The activities of the oxygen radical scavenging enzymes [glutathione-peroxidase (GSH-POD), superoxide dismutase (SOD), and guaiacol peroxidase (G-POD)], hydrogen peroxide scavenging enzymes in the ascorbate-glutathione cycle [ascorbate peroxidase (AsA-POD), monodehydroascorbate reductase (MDAR), dehydroascorbate reductase (DHAR), and glutathione reductase (GR)], the nonenzyme components [ascorbate (AsA), dehydroascorbate (DHAsA), glutathione (GSH), and oxidized glutathione (GSSG)], and their antioxidant capacity [oxygen radical absorbance capacity (ORAC)] were measured in the juice of six different thornless blackberry (Rubus sp.) cultivars. The 'Hull Thornless' cultivar contained the highest levels, whereas 'Black Satin' consistently had the lowest activities for all the enzymes tested in this study. ORAC values were also the highest in 'Hull Thornless' and lowest in 'Black Satin'. The highest levels of AsA and DHAsA were in the juice of 'Hull Thornless' blackberries with 1. 09 and 0.15 micromol/g fresh wt, respectively. 'Hull Thornless' also had the highest ratio of AsA/DHAsA among the six blackberry cultivars studied.

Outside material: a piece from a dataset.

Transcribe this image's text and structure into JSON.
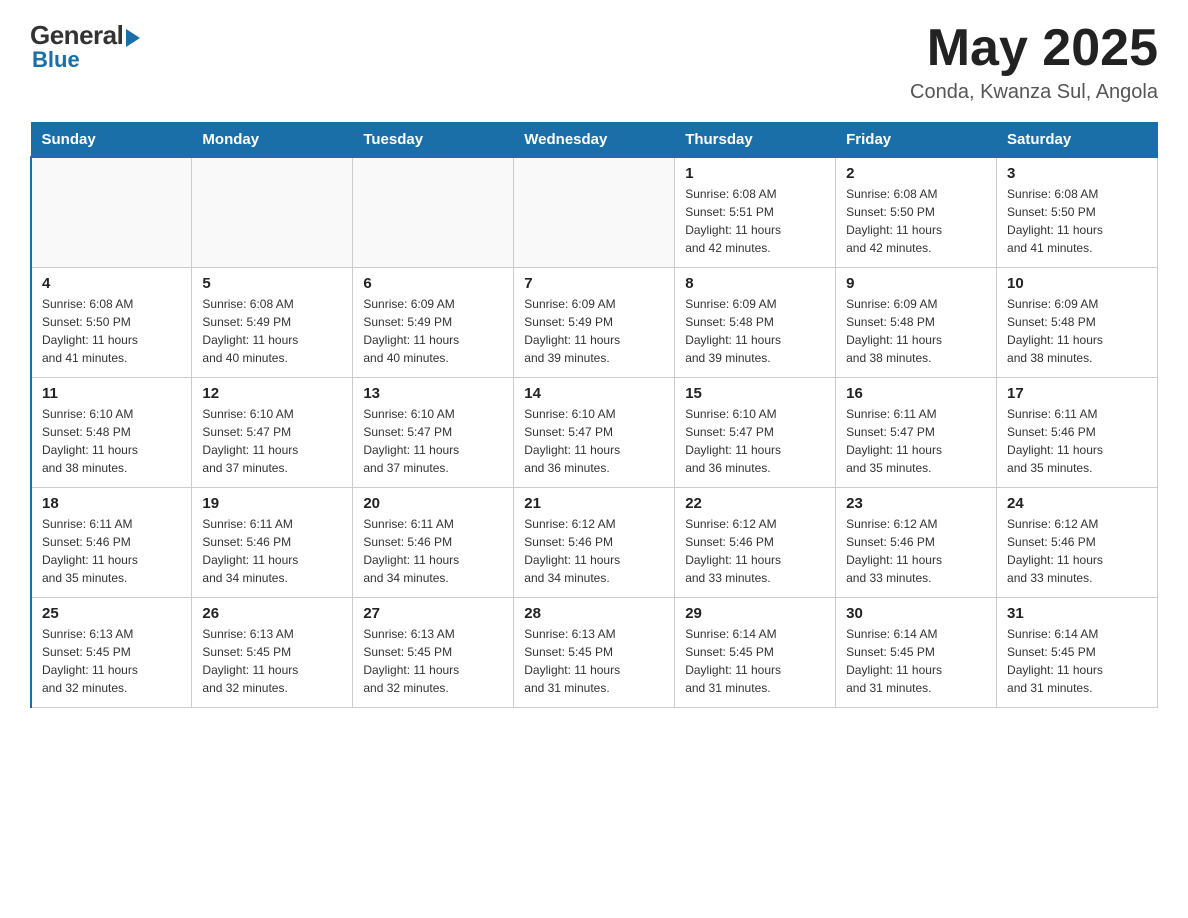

The 'Smoothstem' cultivar contained the lowest amounts of AsA and DHAsA. 'Hull Thornless' had the highest GSH content with 78.7 nmol/g fresh wt, while 'Chester Thornless' contained the largest amount of GSSG. The highest GSH/GSSG ratio was 4.90 which was seen in the 'Hull Thornless' cultivar. The correlation coefficient between ORAC values and AsA/DHAsA ratios was as high as 0.972. A correlation (r = 0.901) was also detected between ORAC values and GSH content. The antioxidant activity in blackberry juice was positively correlated to the activities of most antioxidant enzymes (r = 0.902 with SOD; r = 0.858 with GSH-POD; r = 0.896 with ASA-POD; and r = 0.862 with GR).